Секретарша, присев на корточки, ждет приказаний.

Гитлер бормочет:

– Скорей зовите американцев… ах… Сталин! Всех поставил на колени. Но еще, может быть, не все кончено. Я не поддамся! Да, надежда есть…

– Фюрер, все это писать? – спрашивает Христианс.

Гитлер безнадежно машет рукой:

– Что писать? Поздно… Меня, друг мой, скоро будут показывать в паноптикуме, возить по деревням с ручными медведями… Я – жертва, мне суждена голгофа.

Он замолкает, погаснув. Последний луч сознания покидает его лицо, и губы бормочут что-то неясное.

– Что, фюрер? – переспрашивает секретарша.

– Когда я венчаюсь, вы не знаете?

– О какой свадьбе вы говорите, фюрер? Русские в тысяче метрах от нас. Бои идут в метро.

– Пустите в метро воды Шпрее, затопите метро!

– Фюрер, там наши раненые. Их тысячи.

– Это не имеет значения. Сейчас ничто не имеет значения, кроме моей жизни!

Секретарша бросается перед Гитлером на колени:

– Мой фюрер, там десятки тысяч честных немцев, там мои братья…

Г и т л е р. Пустите в метро воды Шпрее… Затопите метро!

С е к р е т а р ш а. Майн гот, майн гот, майн гот!..

В узкие и темные тоннели берлинского метро вливаются потоки Шпрее. Визжа, бегут стаями крысы и прыгают на раненых, тысячами лежащих на рельсах, на перроне, на лестницах. Люди ковыляют на костылях, ползут на руках, стреляются или в ужасе закрывают лица.

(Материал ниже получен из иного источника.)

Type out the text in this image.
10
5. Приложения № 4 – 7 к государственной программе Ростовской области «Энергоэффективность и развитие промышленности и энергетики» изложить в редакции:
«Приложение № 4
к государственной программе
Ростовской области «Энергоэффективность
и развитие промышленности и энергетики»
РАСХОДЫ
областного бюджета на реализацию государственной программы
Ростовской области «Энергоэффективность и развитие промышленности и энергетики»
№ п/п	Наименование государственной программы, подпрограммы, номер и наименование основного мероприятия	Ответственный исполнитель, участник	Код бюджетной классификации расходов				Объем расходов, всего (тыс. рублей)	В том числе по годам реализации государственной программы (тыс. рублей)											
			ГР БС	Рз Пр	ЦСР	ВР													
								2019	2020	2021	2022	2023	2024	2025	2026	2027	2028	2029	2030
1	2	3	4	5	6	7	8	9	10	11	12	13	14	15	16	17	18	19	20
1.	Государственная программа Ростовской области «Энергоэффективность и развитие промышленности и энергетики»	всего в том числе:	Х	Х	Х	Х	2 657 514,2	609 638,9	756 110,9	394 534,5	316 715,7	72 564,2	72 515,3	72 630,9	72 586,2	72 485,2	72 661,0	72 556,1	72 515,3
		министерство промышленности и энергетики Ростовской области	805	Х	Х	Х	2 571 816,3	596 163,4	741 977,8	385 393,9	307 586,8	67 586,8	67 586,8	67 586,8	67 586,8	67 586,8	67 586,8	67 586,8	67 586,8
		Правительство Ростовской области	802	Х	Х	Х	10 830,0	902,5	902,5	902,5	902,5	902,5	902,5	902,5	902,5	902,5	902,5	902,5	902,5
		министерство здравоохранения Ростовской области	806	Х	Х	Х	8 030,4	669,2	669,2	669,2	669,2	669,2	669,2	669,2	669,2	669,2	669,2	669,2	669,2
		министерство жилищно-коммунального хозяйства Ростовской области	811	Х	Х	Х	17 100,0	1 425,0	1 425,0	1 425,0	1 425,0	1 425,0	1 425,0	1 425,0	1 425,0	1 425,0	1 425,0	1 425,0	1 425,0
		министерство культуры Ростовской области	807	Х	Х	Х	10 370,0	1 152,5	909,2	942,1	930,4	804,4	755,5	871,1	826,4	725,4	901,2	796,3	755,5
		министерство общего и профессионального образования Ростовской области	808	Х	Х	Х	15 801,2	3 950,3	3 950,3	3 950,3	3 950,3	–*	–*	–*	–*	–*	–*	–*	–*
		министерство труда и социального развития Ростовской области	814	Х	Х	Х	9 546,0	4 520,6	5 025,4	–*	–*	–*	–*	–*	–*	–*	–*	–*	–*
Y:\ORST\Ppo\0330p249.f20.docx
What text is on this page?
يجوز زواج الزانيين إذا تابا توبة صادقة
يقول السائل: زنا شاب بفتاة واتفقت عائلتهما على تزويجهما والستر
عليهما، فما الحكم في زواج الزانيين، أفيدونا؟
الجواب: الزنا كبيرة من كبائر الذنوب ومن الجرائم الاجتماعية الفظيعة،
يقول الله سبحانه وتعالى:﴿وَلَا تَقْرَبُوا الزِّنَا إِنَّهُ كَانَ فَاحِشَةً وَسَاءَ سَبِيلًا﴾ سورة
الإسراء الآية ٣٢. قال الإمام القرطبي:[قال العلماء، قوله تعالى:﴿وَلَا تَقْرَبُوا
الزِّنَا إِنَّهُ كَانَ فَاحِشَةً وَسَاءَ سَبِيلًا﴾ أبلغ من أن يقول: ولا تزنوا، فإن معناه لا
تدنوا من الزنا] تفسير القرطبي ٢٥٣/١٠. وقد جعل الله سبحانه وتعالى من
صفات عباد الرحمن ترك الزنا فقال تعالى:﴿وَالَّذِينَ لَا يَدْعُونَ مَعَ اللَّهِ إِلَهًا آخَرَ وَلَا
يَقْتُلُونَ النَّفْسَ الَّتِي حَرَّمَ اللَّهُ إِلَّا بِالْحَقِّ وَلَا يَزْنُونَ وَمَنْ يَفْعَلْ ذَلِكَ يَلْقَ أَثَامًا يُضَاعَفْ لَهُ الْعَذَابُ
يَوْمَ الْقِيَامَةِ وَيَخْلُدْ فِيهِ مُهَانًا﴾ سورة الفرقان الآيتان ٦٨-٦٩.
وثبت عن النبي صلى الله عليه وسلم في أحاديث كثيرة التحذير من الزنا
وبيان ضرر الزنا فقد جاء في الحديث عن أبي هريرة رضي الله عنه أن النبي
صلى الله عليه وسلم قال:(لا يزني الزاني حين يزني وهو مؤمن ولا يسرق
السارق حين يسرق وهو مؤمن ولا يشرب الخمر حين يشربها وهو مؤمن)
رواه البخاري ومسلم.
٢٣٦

– Что такое?.. Что это? – кричат они, захлебываясь.

Кто-то вбегает сверху.

– Кругом вода!.. Будь ты проклят, Гитлер!

– Гитлер? Почему Гитлер?..

– Только что наши саперы взорвали плотину… Говорят – приказ фюрера.

– Будь проклят!.. Сумасшедшая собака!

– Будь проклят!.. Будь трижды проклят!

Крики сливаются в сплошной вой.

Крысы осатанело прыгают на стены, прыгают и падают в воду, прыгают и падают в воду.

На пороге бункера генерал Кребс. Он входит запросто, без доклада, не вынимая изо рта сигары, чего не посмел бы сделать еще неделю назад, и без приглашения садится в кресло, ногой оттолкнув в сторону Блонди, любимую собаку Гитлера.

Г и т л е р. Ага! Кребс сейчас расскажет все новости. Где, наконец, армия этого проклятого Венка? Чего он медлит? Вы сообщили ему мои директивы?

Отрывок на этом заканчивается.